The platform addresses a core challenge in AI development: access to high-quality, real data is often blocked by organizational boundaries, regulatory requirements, and IP protection concerns. Duality's approach allows both data owners and model vendors to participate in AI collaboration while keeping proprietary algorithms and sensitive data protected throughout the process.
Core Capabilities
- Supports any data type, including sensitive datasets that are not otherwise accessible to the training organization.
- Compatible with a range of model types, from traditional machine learning models to advanced neural networks and generative AI models.
- Allows model training and deployment on sensitive, external datasets without requiring data to be moved or exposed.
- Enables AI vendors to demonstrate and monetize their models on real customer data earlier in the sales cycle, while keeping proprietary algorithms protected.
- Allows clients to benefit from models trained on richer data while maintaining privacy and compliance guarantees.

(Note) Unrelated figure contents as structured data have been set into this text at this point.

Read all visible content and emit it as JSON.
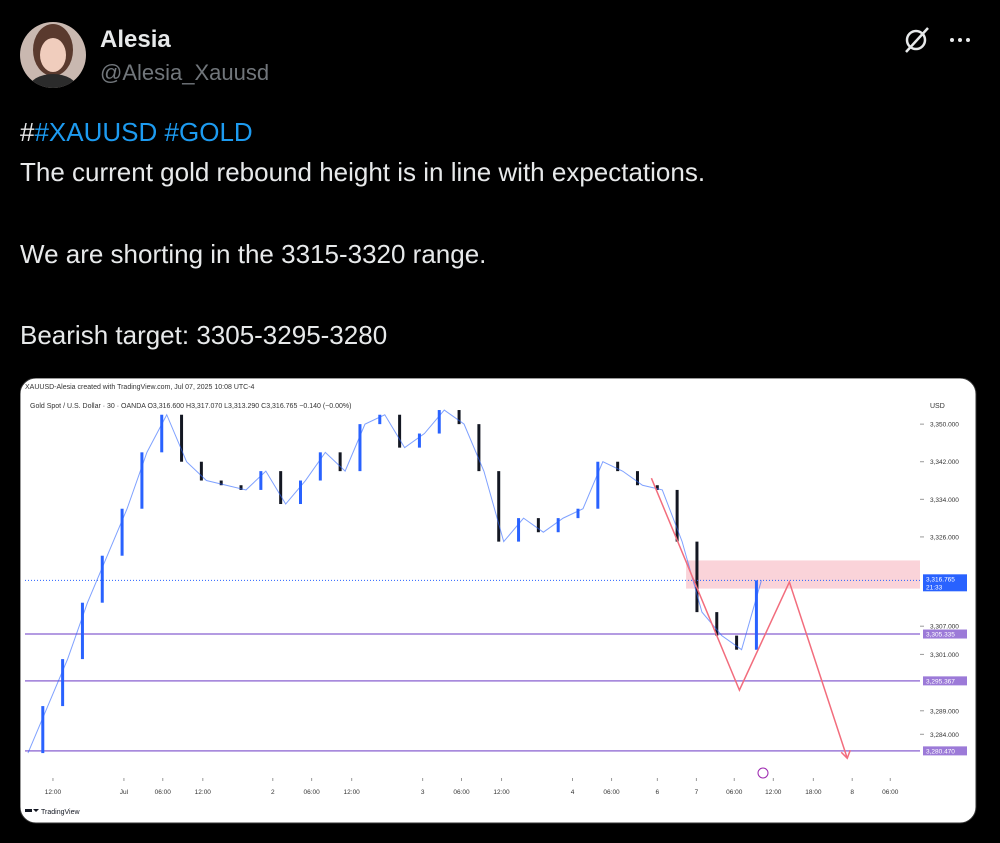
{
  "tweet": {
    "author": {
      "name": "Alesia",
      "handle": "@Alesia_Xauusd"
    },
    "text": {
      "prefix": "#",
      "hashtags": [
        "#XAUUSD",
        "#GOLD"
      ],
      "lines": [
        "The current gold rebound height is in line with expectations.",
        "We are shorting in the 3315-3320 range.",
        "Bearish target: 3305-3295-3280"
      ]
    }
  },
  "chart_data": {
    "type": "line",
    "title": "XAUUSD-Alesia created with TradingView.com, Jul 07, 2025 10:08 UTC-4",
    "subtitle": "Gold Spot / U.S. Dollar · 30 · OANDA  O3,316.600 H3,317.070 L3,313.290 C3,316.765 −0.140 (−0.00%)",
    "currency": "USD",
    "brand": "TradingView",
    "color": "#2962ff",
    "values": [
      3280,
      3290,
      3300,
      3312,
      3322,
      3332,
      3344,
      3352,
      3342,
      3338,
      3337,
      3336,
      3340,
      3333,
      3338,
      3344,
      3340,
      3350,
      3352,
      3345,
      3348,
      3353,
      3350,
      3340,
      3325,
      3330,
      3327,
      3330,
      3332,
      3342,
      3340,
      3337,
      3336,
      3325,
      3310,
      3305,
      3302,
      3316.765
    ],
    "xlim": [
      -0.15,
      45
    ],
    "xticks": [
      {
        "value": 1.26,
        "label": "12:00"
      },
      {
        "value": 4.84,
        "label": "Jul"
      },
      {
        "value": 6.8,
        "label": "06:00"
      },
      {
        "value": 8.82,
        "label": "12:00"
      },
      {
        "value": 12.35,
        "label": "2"
      },
      {
        "value": 14.31,
        "label": "06:00"
      },
      {
        "value": 16.33,
        "label": "12:00"
      },
      {
        "value": 19.91,
        "label": "3"
      },
      {
        "value": 21.87,
        "label": "06:00"
      },
      {
        "value": 23.89,
        "label": "12:00"
      },
      {
        "value": 27.47,
        "label": "4"
      },
      {
        "value": 29.44,
        "label": "06:00"
      },
      {
        "value": 31.75,
        "label": "6"
      },
      {
        "value": 33.72,
        "label": "7"
      },
      {
        "value": 35.63,
        "label": "06:00"
      },
      {
        "value": 37.6,
        "label": "12:00"
      },
      {
        "value": 39.62,
        "label": "18:00"
      },
      {
        "value": 41.58,
        "label": "8"
      },
      {
        "value": 43.5,
        "label": "06:00"
      }
    ],
    "ylim": [
      3276.4,
      3356.2
    ],
    "yticks": [
      {
        "value": 3350,
        "label": "3,350.000"
      },
      {
        "value": 3342,
        "label": "3,342.000"
      },
      {
        "value": 3334,
        "label": "3,334.000"
      },
      {
        "value": 3326,
        "label": "3,326.000"
      },
      {
        "value": 3307,
        "label": "3,307.000"
      },
      {
        "value": 3301,
        "label": "3,301.000"
      },
      {
        "value": 3289,
        "label": "3,289.000"
      },
      {
        "value": 3284,
        "label": "3,284.000"
      }
    ],
    "levels": [
      {
        "value": 3305.335,
        "label": "3,305.335"
      },
      {
        "value": 3295.367,
        "label": "3,295.367"
      },
      {
        "value": 3280.47,
        "label": "3,280.470"
      }
    ],
    "level_color": "#9c7ad8",
    "current": {
      "value": 3316.765,
      "label": "3,316.765",
      "countdown": "21:33"
    },
    "zone": {
      "from": 3315,
      "to": 3321,
      "x_start": 33.2,
      "color": "#f9c8cf"
    },
    "projection": {
      "color": "#f26d7d",
      "x": [
        31.45,
        35.89,
        38.41,
        41.33
      ],
      "y": [
        3338.5,
        3293.4,
        3316.4,
        3278.9
      ]
    }
  }
}
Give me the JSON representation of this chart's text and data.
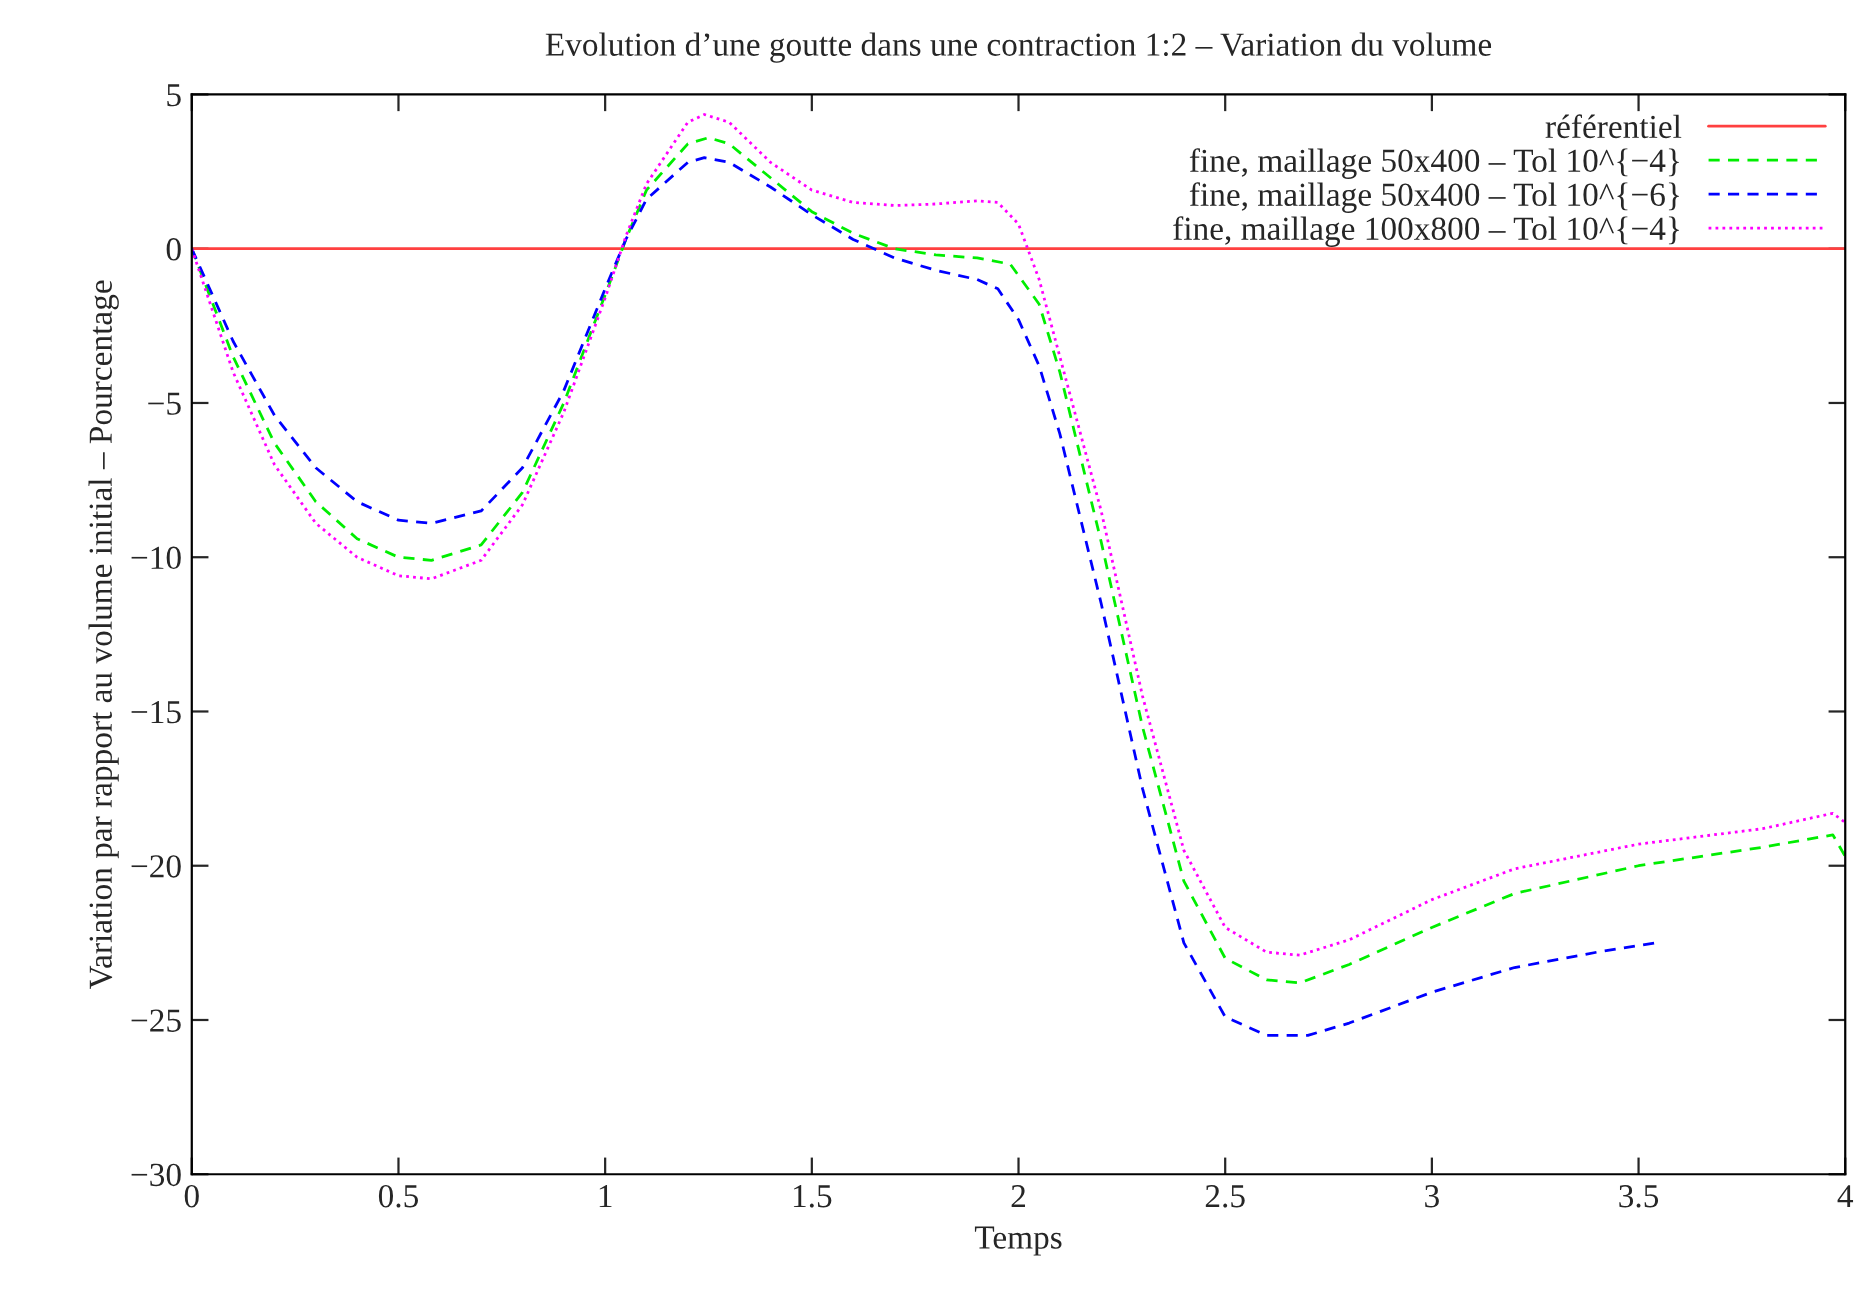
{
  "chart_data": {
    "type": "line",
    "title": "Evolution d’une goutte dans une contraction 1:2 – Variation du volume",
    "xlabel": "Temps",
    "ylabel": "Variation par rapport au volume initial – Pourcentage",
    "xlim": [
      0,
      4
    ],
    "ylim": [
      -30,
      5
    ],
    "xticks": [
      0,
      0.5,
      1,
      1.5,
      2,
      2.5,
      3,
      3.5,
      4
    ],
    "yticks": [
      -30,
      -25,
      -20,
      -15,
      -10,
      -5,
      0,
      5
    ],
    "grid": false,
    "legend": "top right",
    "series": [
      {
        "name": "référentiel",
        "color": "#ff4040",
        "line_style": "solid",
        "x": [
          0,
          4
        ],
        "values": [
          0,
          0
        ]
      },
      {
        "name": "fine, maillage 50x400 – Tol 10^{−4}",
        "color": "#00ee00",
        "line_style": "dashed",
        "x": [
          0,
          0.1,
          0.2,
          0.3,
          0.4,
          0.5,
          0.58,
          0.7,
          0.8,
          0.9,
          1.0,
          1.05,
          1.1,
          1.2,
          1.25,
          1.3,
          1.4,
          1.5,
          1.6,
          1.7,
          1.8,
          1.9,
          1.98,
          2.05,
          2.1,
          2.2,
          2.3,
          2.4,
          2.5,
          2.6,
          2.68,
          2.8,
          3.0,
          3.2,
          3.5,
          3.8,
          3.97,
          4.0
        ],
        "values": [
          0,
          -3.5,
          -6.3,
          -8.2,
          -9.4,
          -10.0,
          -10.1,
          -9.6,
          -7.9,
          -5,
          -1.5,
          0.3,
          1.9,
          3.4,
          3.6,
          3.4,
          2.3,
          1.2,
          0.5,
          0,
          -0.2,
          -0.3,
          -0.5,
          -1.8,
          -4,
          -9.5,
          -15.5,
          -20.5,
          -23,
          -23.7,
          -23.8,
          -23.2,
          -22,
          -20.9,
          -20,
          -19.4,
          -19.0,
          -19.7
        ]
      },
      {
        "name": "fine, maillage 50x400 – Tol 10^{−6}",
        "color": "#0000ff",
        "line_style": "dashed",
        "x": [
          0,
          0.1,
          0.2,
          0.3,
          0.4,
          0.5,
          0.58,
          0.7,
          0.8,
          0.9,
          1.0,
          1.05,
          1.1,
          1.2,
          1.24,
          1.3,
          1.4,
          1.5,
          1.6,
          1.7,
          1.8,
          1.9,
          1.95,
          2.0,
          2.05,
          2.1,
          2.2,
          2.3,
          2.4,
          2.5,
          2.6,
          2.7,
          2.8,
          3.0,
          3.2,
          3.4,
          3.54
        ],
        "values": [
          0,
          -3,
          -5.4,
          -7.1,
          -8.2,
          -8.8,
          -8.9,
          -8.5,
          -7.1,
          -4.6,
          -1.3,
          0.3,
          1.6,
          2.8,
          2.95,
          2.8,
          2.0,
          1.1,
          0.3,
          -0.3,
          -0.7,
          -1.0,
          -1.3,
          -2.3,
          -3.8,
          -6,
          -11.5,
          -17.5,
          -22.5,
          -24.9,
          -25.5,
          -25.5,
          -25.1,
          -24.1,
          -23.3,
          -22.8,
          -22.5
        ]
      },
      {
        "name": "fine, maillage 100x800 – Tol 10^{−4}",
        "color": "#ff00ff",
        "line_style": "dotted",
        "x": [
          0,
          0.1,
          0.2,
          0.3,
          0.4,
          0.5,
          0.58,
          0.7,
          0.8,
          0.9,
          1.0,
          1.05,
          1.1,
          1.2,
          1.24,
          1.3,
          1.4,
          1.5,
          1.6,
          1.7,
          1.8,
          1.9,
          1.95,
          2.0,
          2.05,
          2.1,
          2.2,
          2.3,
          2.4,
          2.5,
          2.6,
          2.68,
          2.8,
          3.0,
          3.2,
          3.5,
          3.8,
          3.97,
          4.0
        ],
        "values": [
          0,
          -4,
          -7,
          -8.9,
          -10,
          -10.6,
          -10.7,
          -10.1,
          -8.3,
          -5.3,
          -1.6,
          0.4,
          2.1,
          4.1,
          4.35,
          4.1,
          2.8,
          1.9,
          1.5,
          1.4,
          1.45,
          1.55,
          1.5,
          0.8,
          -1,
          -3.5,
          -8.5,
          -14.5,
          -19.5,
          -22,
          -22.8,
          -22.9,
          -22.4,
          -21.1,
          -20.1,
          -19.3,
          -18.8,
          -18.3,
          -18.6
        ]
      }
    ]
  }
}
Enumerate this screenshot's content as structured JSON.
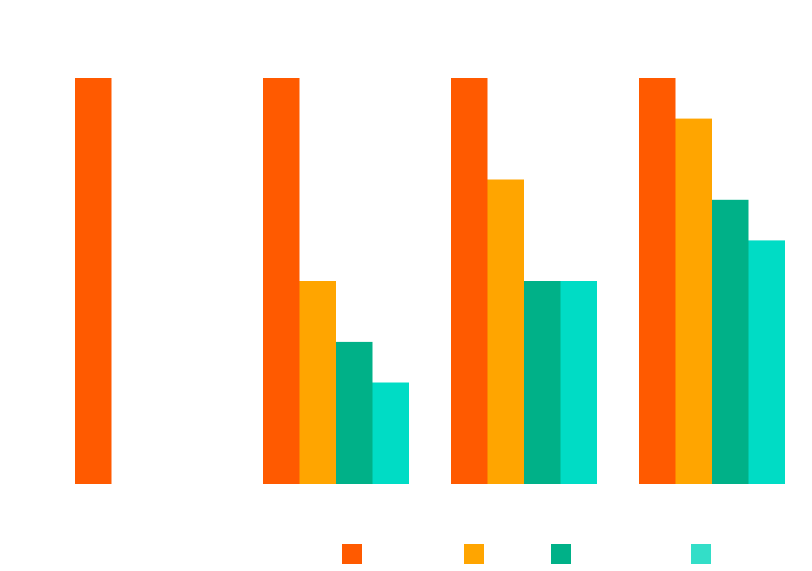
{
  "chart_data": {
    "type": "bar",
    "title": "",
    "xlabel": "",
    "ylabel": "",
    "ylim": [
      0,
      100
    ],
    "grid": false,
    "legend_position": "bottom",
    "categories": [
      "",
      "",
      "",
      ""
    ],
    "series": [
      {
        "name": "",
        "color": "#FF5A00",
        "values": [
          100,
          100,
          100,
          100
        ]
      },
      {
        "name": "",
        "color": "#FFA500",
        "values": [
          null,
          50,
          75,
          90
        ]
      },
      {
        "name": "",
        "color": "#00B188",
        "values": [
          null,
          35,
          50,
          70
        ]
      },
      {
        "name": "",
        "color": "#00DCC5",
        "values": [
          null,
          25,
          50,
          60
        ]
      }
    ],
    "legend_swatch_colors": [
      "#FF5A00",
      "#FFA500",
      "#00B188",
      "#33DEC8"
    ]
  }
}
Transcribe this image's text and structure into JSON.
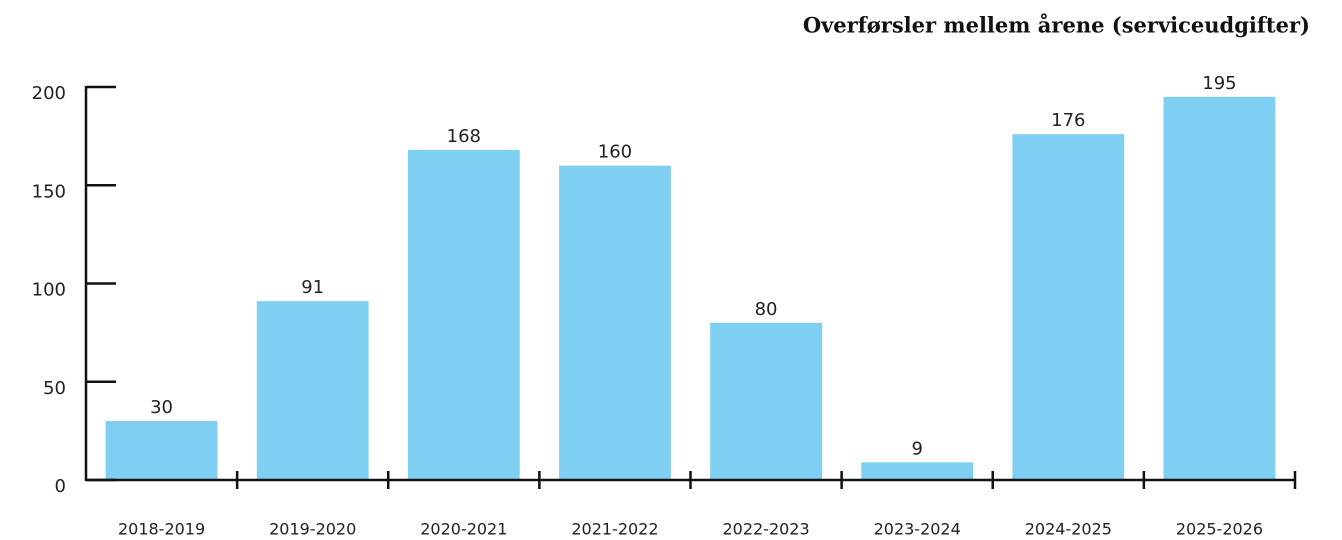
{
  "chart_data": {
    "type": "bar",
    "title": "Overførsler mellem årene (serviceudgifter)",
    "categories": [
      "2018-2019",
      "2019-2020",
      "2020-2021",
      "2021-2022",
      "2022-2023",
      "2023-2024",
      "2024-2025",
      "2025-2026"
    ],
    "values": [
      30,
      91,
      168,
      160,
      80,
      9,
      176,
      195
    ],
    "color": "#7fcff2",
    "ylim": [
      0,
      200
    ],
    "yticks": [
      0,
      50,
      100,
      150,
      200
    ]
  }
}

- Supports model personalization on sensitive customer data, including natural language processing and predictive analytics applications, without exposing model IP or client data.
- Enables deployment of generative AI models against sensitive data to produce insights without requiring data to be unlocked from privacy or security restrictions.
- Allows AI vendors to deploy models on specific tasks without risking IP leakage.
- Supports third-party model evaluation and generative AI assessment on real-time data prior to a purchase decision, with data protection maintained throughout.
Industry Use Cases
- Government: Supports collaborative model training for cybercrime, financial crime, and national security applications across public and private sector partners, without exposing sensitive data or the models themselves.
- Healthcare – Pathology Prediction: Enables deployment of AI models to predict and detect pathologies using medical imaging data linked with PII and Protected Health Information (PHI), without introducing data or AI vulnerabilities.
- Healthcare – Health Risk and Precision Medicine: Links genomic data with other sensitive PII and PHI to deploy models for health risk prediction, precision medicine, and drug discovery.
- Financial Services – Risk Scoring: Supports building risk models by combining features across data vendors and financial institutions for enhanced predictive analytics, while protecting sensitive information and models from security threats.
- Model Evaluation: Allows organizations to test third-party models and generative AI offerings on their own real-time data before committing to a purchase, reducing time to value.
How the Platform Works
- The Duality Platform provides a set of privacy technologies and AI applications that support model deployment while maintaining data privacy.
- Organizations can collaborate with partners through the platform while applying governance controls required for privacy-protected collaboration.
- Prioritizes use of real sensitive data for model development rather than relying solely on synthetic data.
The Duality Platform is available across multiple deployment environments, including on-premises installations and major cloud platforms such as AWS, GCP, and Azure.